A bee collects nectar off an almond tree near Visalia, California. Honeybees pollinate many crops, including almond trees in February, and are essential to the food chain. (Photo by Ann Johansson/Corbis via Getty Images):

'Incredibly Important' Victory for Nation's Honey Bees by California High Court

"With this ruling, the bees in California are getting much-needed relief just as we're seeing some of the worst signs of colony collapse."

Andrea Germanos

The bee-killing pesticide sulfoxaflor is no longer approved for use in California after a ruling by a state superior court that environmental advocates say represents a win for pollinators and the nation's food system.

In a statement Monday noting that "just about every commercial honey bee colony in this country spends at least part of the year in California," Steve Ellis, president of the Pollinator Stewardship Council, called the ruling "incredibly important for pollinators" because "removing systemic insecticides such as sulfoxaflor will help ensure honey bees have a healthy future." That's especially crucial, he said, in light of recent "astounding losses" to honey bee colonies.

"Removing systemic insecticides such as sulfoxaflor will help ensure honey bees have a healthy future."

Represented in court by environmental law firm Earthjustice, Ellis' group joined the American Beekeeping Federation in challenging the California Department of Pesticide Regulation's (DPR) approval of sulfoxaflor, a chemical produced by Corteva, a spinoff company of the 2017 Dow-DuPont merger.

The bee advocates note that sulfoxaflor is similar to the class of pesticides known as neonicotinoids, neonics, as they are both "systemic" pesticides—making their way from root to plant tissue—and lethal to bees.

In the ruling, handed down Friday by the Alameda County Superior Court, Judge Frank Roesch agreed with the petitioners in finding that that regulators failed to provide an "adequate description of the environmental setting into which the new sulfoxaflor pesticides will be introduced" and that the "public reports do not satisfy the requirement of a meaningful consideration of alternatives."

There was also no disclosure to the public of "why the agency approved the project after consideration of the potential environmental impacts of the approval of sulfoxaflor," the ruling said.

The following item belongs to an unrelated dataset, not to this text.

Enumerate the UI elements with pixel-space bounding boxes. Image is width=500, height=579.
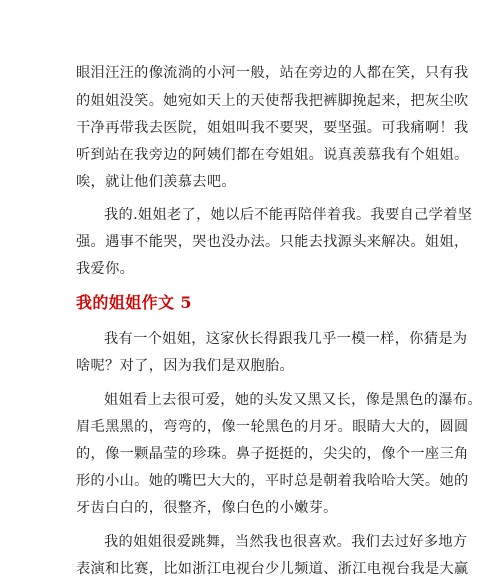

Earthjustice attorney Greg Loarie welcomed the decision but said that the state had more work to do to protect bees and other pollinators.

“Honeybees and other pollinators are incredibly important in our food systems and our wider ecosystem, but they're dying in droves because of pesticides like sulfoxaflor," he said in a statement. "With this ruling, the bees in California are getting much-needed relief just as we're seeing some of the worst signs of colony collapse."

"Now," he added, "California needs to turn its attention to protecting pollinators from the entire class of neonicotinoid pesticides that threaten our future.

The plaintiffs' victory came as they fight the Environmental Protection Agency's 2019 federal approval of sulfoxaflor, and as scientists continue to sound alarm about the global loss of insects—a trend linked to pesticide-dependent industrial agriculture and described as an "unnoticed apocalypse."